I haven't been around much lately. As I mentioned in the comments, Dad's been going through yet another skirmish in his battle with cancer. Also, I've been trying to do more story writing. So my Internet presence will be a bit spotty, like that's something new.
This morning I was catching up on Once Upon A Time (keeping current with the TV shows I follow is another one of those things that has kind of gone by the wayside these past few weeks). The show has these big themes going about parent/child relationships and abandonment and lost love and all that, but another theme that really keeps the tension going is the question of fatalism.
See, the basic premises is that all these storybook characters got sent to our world because of a curse. There's this cool back-and-forth between the past in the story world and the present in the real world. But since these are story characters, there is a constant question of how much control they have over their own lives. Is it really the evil queen's fault that she's evil when every time she tries to change, something comes along to push her back into her old role? What happens if someone's true love dies? Is that it? Are they destined to be lonely forever?

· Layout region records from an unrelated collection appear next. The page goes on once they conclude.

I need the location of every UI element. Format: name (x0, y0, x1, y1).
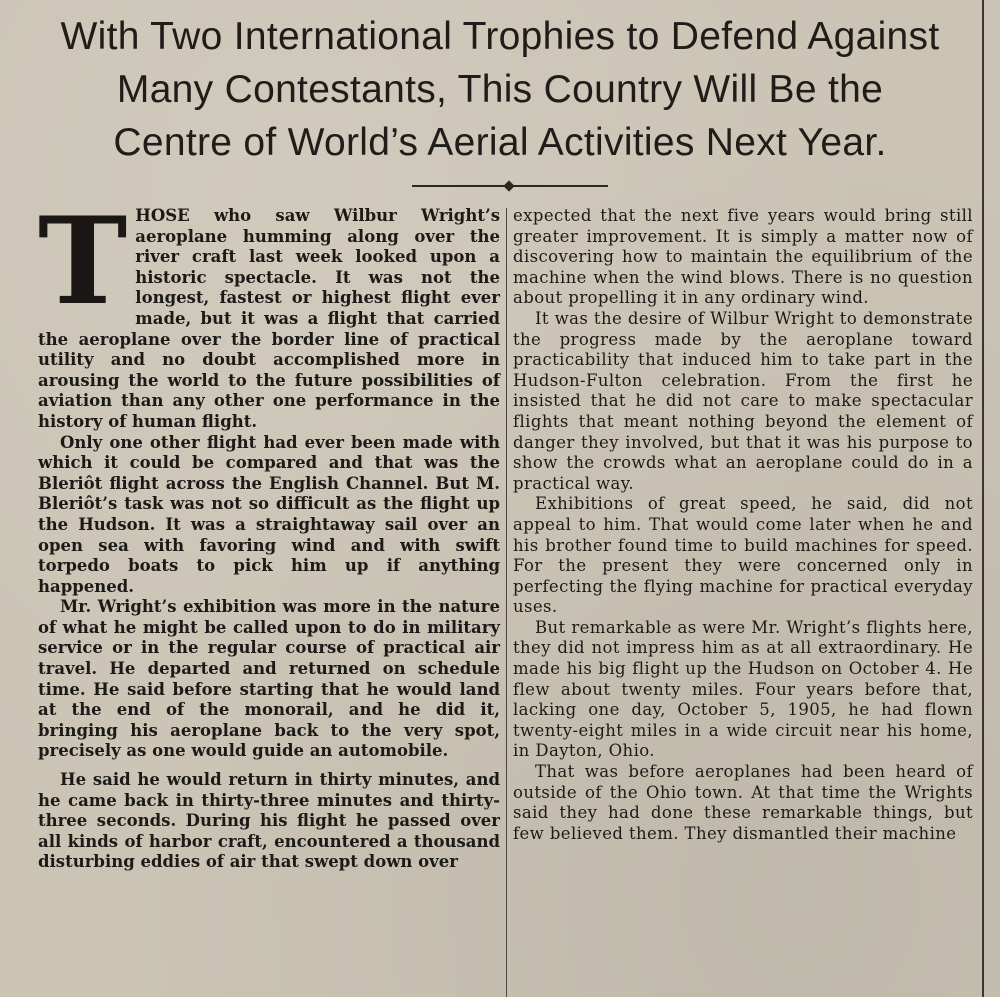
article-column-left (38, 191, 500, 873)
article-paragraph: Exhibitions of great speed, he said, did not appeal to him. That would come later when he and his brother found time to build machines for speed. For the present they were concerned only in perfecting the flying machine for practical everyday uses. (513, 494, 973, 617)
article-paragraph: It was the desire of Wilbur Wright to demonstrate the progress made by the aeroplane toward practicability that induced him to take part in the Hudson-Fulton celebration. From the first he insisted that he did not care to make spectacular flights that meant nothing beyond the element of danger they involved, but that it was his purpose to show the crowds what an aeroplane could do in a practical way. (513, 308, 973, 493)
paragraph-text: HOSE who saw Wilbur Wright’s aeroplane humming along over the river craft last week looked upon a historic spectacle. It was not the longest, fastest or highest flight ever made, but it was a flight that carried the aeroplane over the border line of practical utility and no doubt accomplished more in arousing the world to the future possibilities of aviation than any other one performance in the history of human flight. (38, 206, 500, 431)
headline (20, 10, 980, 169)
article-paragraph: He said he would return in thirty minutes, and he came back in thirty-three minutes and thirty-three seconds. During his flight he passed over all kinds of harbor craft, encountered a thousand disturbing eddies of air that swept down over (38, 770, 500, 872)
article-column-right (513, 206, 973, 844)
divider-ornament (503, 180, 514, 191)
article-paragraph: But remarkable as were Mr. Wright’s flights here, they did not impress him as at all extraordinary. He made his big flight up the Hudson on October 4. He flew about twenty miles. Four years before that, lacking one day, October 5, 1905, he had flown twenty-eight miles in a wide circuit near his home, in Dayton, Ohio. (513, 617, 973, 761)
headline-line-2: Many Contestants, This Country Will Be the (116, 68, 884, 111)
headline-line-3: Centre of World’s Aerial Activities Next Year. (113, 121, 887, 164)
drop-cap: T (38, 191, 128, 332)
column-rule (506, 208, 507, 997)
page-edge-rule (982, 0, 984, 997)
headline-line-1: With Two International Trophies to Defend Against (60, 15, 940, 58)
article-paragraph: Mr. Wright’s exhibition was more in the nature of what he might be called upon to do in military service or in the regular course of practical air travel. He departed and returned on schedule time. He said before starting that he would land at the end of the monorail, and he did it, bringing his aeroplane back to the very spot, precisely as one would guide an automobile. (38, 597, 500, 761)
article-paragraph: expected that the next five years would bring still greater improvement. It is simply a matter now of discovering how to maintain the equilibrium of the machine when the wind blows. There is no question about propelling it in any ordinary wind. (513, 206, 973, 308)
article-paragraph: Only one other flight had ever been made with which it could be compared and that was the Bleriôt flight across the English Channel. But M. Bleriôt’s task was not so difficult as the flight up the Hudson. It was a straightaway sail over an open sea with favoring wind and with swift torpedo boats to pick him up if anything happened. (38, 432, 500, 596)
article-paragraph: That was before aeroplanes had been heard of outside of the Ohio town. At that time the Wrights said they had done these remarkable things, but few believed them. They dismantled their machine (513, 762, 973, 843)
article-paragraph (38, 191, 500, 433)
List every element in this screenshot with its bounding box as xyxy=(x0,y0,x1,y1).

It's the old Oedipus question, really. (Not to be confused with an Oedipus complex.) If the gods of the Greek Pantheon for-ordained that Oedipus would kill his father and marry his mother, was it fair of them to punish him for it? Did they force him to commit those acts and then destroy him, or did they just know what was going to happen? And why couldn't the Star Wars prequel trilogy have grappled with these questions?
Well, all that's for philosophers to settle (or not. I had Philosophy in collage, and discovered that the old philosophers mostly just make cryptic remarks so you won't notice that they're getting paid not to tell you anything). But you have to admit, it makes for an interesting TV show.